A Corporation for a Skilled Workforce-led team is creating a voluntary framework for quality credentials, supported by a grant from Lumina Foundation.
“Our goal is to develop common language and standards that make competency-based credentials more consistent and understandable across industries and schools,” said CSW Senior Policy Fellow Keith W. Bird. “We believe that increased transparency and portability will make credentials more valuable to employers, who will then use them in hiring and promotion because they accurately name competencies possessed by the holder. Currently, enormous numbers of credentials are issued, either by an industry, a certifying agency, or a school, but we have no consistent way of identifying those with real value. This work will play an important role in solving that problem.”
CSW’s lead partner in this project is CLASP, with whom CSW has collaborated for several years in advocating expansion of the use of competency-based credentials. In 2011, CLASP Director of Workforce Development Evelyn Ganzglass, former CLASP Senior Policy Analyst Heath Prince, and Dr.

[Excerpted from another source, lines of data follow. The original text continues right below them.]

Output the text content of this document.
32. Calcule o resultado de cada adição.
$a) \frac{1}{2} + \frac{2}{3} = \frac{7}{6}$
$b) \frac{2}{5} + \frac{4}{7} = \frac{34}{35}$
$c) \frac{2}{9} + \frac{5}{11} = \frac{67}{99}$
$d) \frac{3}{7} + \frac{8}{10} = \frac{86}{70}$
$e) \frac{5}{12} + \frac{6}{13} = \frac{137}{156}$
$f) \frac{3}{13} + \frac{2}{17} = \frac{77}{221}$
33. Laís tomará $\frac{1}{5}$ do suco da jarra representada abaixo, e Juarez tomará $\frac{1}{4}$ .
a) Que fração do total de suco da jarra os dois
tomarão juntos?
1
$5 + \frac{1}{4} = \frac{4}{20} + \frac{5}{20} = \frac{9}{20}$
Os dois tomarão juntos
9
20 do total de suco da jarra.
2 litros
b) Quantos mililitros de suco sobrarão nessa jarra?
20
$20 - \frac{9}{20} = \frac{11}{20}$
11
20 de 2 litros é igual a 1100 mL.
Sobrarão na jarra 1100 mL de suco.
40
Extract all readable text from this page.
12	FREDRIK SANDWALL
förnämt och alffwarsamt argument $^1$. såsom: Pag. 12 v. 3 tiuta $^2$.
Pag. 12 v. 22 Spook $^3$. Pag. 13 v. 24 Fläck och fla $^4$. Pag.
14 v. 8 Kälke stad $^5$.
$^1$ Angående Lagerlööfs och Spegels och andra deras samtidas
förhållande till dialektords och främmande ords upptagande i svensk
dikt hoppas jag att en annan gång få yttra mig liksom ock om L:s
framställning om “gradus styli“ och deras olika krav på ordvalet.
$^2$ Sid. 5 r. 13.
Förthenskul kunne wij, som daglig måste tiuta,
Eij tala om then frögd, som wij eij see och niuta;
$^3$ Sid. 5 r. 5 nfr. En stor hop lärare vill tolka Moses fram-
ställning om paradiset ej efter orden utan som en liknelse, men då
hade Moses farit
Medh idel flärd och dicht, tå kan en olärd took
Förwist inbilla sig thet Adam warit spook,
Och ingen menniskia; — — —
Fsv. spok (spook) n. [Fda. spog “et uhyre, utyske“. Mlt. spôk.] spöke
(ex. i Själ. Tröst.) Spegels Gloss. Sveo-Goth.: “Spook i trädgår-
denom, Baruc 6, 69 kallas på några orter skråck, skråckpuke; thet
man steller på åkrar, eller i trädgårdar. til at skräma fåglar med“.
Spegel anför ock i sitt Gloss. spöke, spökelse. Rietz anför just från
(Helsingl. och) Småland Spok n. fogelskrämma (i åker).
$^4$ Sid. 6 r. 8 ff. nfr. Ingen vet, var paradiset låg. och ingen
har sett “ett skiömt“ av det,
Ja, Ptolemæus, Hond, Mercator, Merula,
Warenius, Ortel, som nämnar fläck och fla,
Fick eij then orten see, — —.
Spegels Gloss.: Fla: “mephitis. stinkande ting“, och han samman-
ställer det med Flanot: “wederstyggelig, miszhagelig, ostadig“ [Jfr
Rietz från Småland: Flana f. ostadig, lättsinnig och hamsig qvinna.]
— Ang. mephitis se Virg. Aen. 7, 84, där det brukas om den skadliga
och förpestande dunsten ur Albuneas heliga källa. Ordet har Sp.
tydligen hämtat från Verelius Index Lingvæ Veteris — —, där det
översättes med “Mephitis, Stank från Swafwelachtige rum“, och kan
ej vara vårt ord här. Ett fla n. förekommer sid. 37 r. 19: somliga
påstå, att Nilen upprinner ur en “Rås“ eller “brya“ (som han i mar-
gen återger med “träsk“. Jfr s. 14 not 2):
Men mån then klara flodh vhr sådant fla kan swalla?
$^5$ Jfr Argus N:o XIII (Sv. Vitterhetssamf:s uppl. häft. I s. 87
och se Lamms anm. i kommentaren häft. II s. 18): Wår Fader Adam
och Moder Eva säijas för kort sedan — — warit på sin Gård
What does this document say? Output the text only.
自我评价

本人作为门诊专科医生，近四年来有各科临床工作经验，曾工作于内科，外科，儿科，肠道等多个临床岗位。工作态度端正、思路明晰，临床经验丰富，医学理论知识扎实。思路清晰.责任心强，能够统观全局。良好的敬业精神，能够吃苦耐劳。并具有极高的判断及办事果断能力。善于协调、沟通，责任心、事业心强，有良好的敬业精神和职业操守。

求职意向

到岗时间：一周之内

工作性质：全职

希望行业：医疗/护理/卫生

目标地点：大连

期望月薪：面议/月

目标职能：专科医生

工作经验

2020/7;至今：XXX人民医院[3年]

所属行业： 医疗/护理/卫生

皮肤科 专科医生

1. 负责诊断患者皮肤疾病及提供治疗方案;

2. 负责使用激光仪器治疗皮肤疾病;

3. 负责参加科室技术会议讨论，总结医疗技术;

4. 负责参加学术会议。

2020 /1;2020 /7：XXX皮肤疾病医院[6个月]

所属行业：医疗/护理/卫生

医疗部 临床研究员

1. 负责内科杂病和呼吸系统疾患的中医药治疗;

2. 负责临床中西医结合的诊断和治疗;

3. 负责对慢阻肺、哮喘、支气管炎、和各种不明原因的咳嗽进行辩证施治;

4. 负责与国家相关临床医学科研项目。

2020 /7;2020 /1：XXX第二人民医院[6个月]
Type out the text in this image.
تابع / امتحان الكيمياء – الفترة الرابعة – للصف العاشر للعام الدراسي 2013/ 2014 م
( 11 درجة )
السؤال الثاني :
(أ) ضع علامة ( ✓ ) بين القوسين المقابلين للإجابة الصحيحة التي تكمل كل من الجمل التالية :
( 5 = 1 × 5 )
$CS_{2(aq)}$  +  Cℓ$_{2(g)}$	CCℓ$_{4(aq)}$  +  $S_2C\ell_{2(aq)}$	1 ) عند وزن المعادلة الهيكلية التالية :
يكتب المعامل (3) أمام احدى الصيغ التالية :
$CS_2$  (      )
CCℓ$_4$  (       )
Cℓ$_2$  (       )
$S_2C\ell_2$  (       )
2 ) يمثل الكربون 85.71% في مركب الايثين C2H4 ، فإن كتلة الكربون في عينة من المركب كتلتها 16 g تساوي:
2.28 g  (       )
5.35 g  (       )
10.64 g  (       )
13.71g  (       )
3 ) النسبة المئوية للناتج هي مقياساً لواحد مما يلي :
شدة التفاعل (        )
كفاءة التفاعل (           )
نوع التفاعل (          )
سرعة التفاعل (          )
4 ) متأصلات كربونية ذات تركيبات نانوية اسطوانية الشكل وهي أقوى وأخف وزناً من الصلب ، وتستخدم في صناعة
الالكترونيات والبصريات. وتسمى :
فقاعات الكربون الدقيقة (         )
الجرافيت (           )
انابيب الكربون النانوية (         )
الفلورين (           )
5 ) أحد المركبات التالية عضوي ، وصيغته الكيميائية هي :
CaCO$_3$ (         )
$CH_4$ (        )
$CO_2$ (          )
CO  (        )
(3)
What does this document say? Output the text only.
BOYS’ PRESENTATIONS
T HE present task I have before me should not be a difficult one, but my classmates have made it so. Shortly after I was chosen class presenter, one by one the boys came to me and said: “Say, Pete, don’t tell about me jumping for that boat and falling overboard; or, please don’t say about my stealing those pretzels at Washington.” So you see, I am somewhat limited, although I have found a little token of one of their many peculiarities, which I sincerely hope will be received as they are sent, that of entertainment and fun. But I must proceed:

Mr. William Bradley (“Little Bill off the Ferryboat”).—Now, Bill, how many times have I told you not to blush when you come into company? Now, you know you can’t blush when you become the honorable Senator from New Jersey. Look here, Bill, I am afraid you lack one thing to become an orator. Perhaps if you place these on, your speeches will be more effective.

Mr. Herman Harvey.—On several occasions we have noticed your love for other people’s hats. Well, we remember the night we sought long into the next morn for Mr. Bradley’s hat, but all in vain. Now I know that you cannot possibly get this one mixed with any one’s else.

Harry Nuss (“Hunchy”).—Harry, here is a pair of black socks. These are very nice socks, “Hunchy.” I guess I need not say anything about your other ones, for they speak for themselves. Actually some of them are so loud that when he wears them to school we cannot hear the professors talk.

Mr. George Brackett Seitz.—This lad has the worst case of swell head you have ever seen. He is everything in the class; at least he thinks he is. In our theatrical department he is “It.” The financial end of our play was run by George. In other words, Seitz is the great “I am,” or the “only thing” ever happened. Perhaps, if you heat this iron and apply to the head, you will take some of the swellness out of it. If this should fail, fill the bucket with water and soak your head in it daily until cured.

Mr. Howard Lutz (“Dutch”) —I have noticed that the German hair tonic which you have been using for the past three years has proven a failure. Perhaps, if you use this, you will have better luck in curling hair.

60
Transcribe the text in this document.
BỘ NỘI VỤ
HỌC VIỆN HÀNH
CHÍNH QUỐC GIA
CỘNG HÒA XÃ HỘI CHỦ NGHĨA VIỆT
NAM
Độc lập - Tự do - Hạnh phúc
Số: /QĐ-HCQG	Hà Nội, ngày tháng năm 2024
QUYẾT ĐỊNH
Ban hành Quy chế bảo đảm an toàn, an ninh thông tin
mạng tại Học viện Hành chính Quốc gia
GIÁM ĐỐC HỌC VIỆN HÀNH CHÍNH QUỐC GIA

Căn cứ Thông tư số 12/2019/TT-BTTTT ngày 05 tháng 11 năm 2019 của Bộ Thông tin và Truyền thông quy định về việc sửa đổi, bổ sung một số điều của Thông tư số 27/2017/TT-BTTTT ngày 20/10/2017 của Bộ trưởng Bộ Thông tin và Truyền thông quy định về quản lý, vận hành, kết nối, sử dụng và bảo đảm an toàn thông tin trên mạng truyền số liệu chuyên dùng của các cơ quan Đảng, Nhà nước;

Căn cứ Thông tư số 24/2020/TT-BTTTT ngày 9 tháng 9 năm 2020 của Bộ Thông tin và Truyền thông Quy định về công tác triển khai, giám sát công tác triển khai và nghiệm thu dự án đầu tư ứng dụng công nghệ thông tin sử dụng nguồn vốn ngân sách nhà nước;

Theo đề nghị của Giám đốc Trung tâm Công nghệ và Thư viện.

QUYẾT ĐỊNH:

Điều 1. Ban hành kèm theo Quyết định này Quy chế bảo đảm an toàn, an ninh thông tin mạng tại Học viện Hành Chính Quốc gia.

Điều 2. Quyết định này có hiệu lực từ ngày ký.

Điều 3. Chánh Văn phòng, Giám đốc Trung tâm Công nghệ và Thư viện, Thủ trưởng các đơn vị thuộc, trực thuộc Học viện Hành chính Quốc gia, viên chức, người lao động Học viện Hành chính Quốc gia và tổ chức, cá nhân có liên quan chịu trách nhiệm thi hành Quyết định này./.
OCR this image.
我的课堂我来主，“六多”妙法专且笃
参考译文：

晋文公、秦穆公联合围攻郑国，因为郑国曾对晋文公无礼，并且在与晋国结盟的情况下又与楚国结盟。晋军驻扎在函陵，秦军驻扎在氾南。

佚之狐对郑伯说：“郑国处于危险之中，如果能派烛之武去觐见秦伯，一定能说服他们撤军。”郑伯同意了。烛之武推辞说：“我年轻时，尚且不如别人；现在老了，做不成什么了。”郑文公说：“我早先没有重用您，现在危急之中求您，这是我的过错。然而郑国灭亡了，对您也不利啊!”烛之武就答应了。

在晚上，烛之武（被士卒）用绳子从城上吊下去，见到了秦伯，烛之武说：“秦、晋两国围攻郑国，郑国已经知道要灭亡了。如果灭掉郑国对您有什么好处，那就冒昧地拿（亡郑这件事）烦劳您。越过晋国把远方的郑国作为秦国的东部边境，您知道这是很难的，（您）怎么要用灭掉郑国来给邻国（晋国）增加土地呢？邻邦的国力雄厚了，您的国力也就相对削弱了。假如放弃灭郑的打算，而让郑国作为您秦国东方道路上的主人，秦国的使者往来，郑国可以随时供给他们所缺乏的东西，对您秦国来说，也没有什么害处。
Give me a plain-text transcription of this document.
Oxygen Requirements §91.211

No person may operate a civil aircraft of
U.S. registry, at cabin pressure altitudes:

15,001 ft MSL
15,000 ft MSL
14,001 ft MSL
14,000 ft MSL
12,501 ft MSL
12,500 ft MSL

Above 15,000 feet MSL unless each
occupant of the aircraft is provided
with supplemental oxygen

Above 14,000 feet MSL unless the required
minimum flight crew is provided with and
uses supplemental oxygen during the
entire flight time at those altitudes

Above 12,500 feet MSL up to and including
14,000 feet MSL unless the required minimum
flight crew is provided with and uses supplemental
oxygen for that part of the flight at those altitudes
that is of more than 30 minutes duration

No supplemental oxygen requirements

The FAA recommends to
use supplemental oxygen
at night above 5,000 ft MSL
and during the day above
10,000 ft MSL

Bird wrote Giving Credit Where Credit is Due, which outlined the extensive use of non-credit education and the need and opportunity to create ways that learners earn meaningful credentials from their study. The project team also includes several national experts in credentialing.
A beta version of the Credentials Framework will be issued in Spring, 2015, to launch a testing period in which the CSW team will work with many partners to explore where the Framework can help improve the use of diverse credentials and to use feedback from further research and testing to improve the Framework. The beta Credentials Framework is organized into eight levels of competencies, broken into knowledge, skills and abilities (both personal and social).
Lumina’s intent with this grant is to create a framework that can complement the Degree Qualifications Profile the foundation has developed.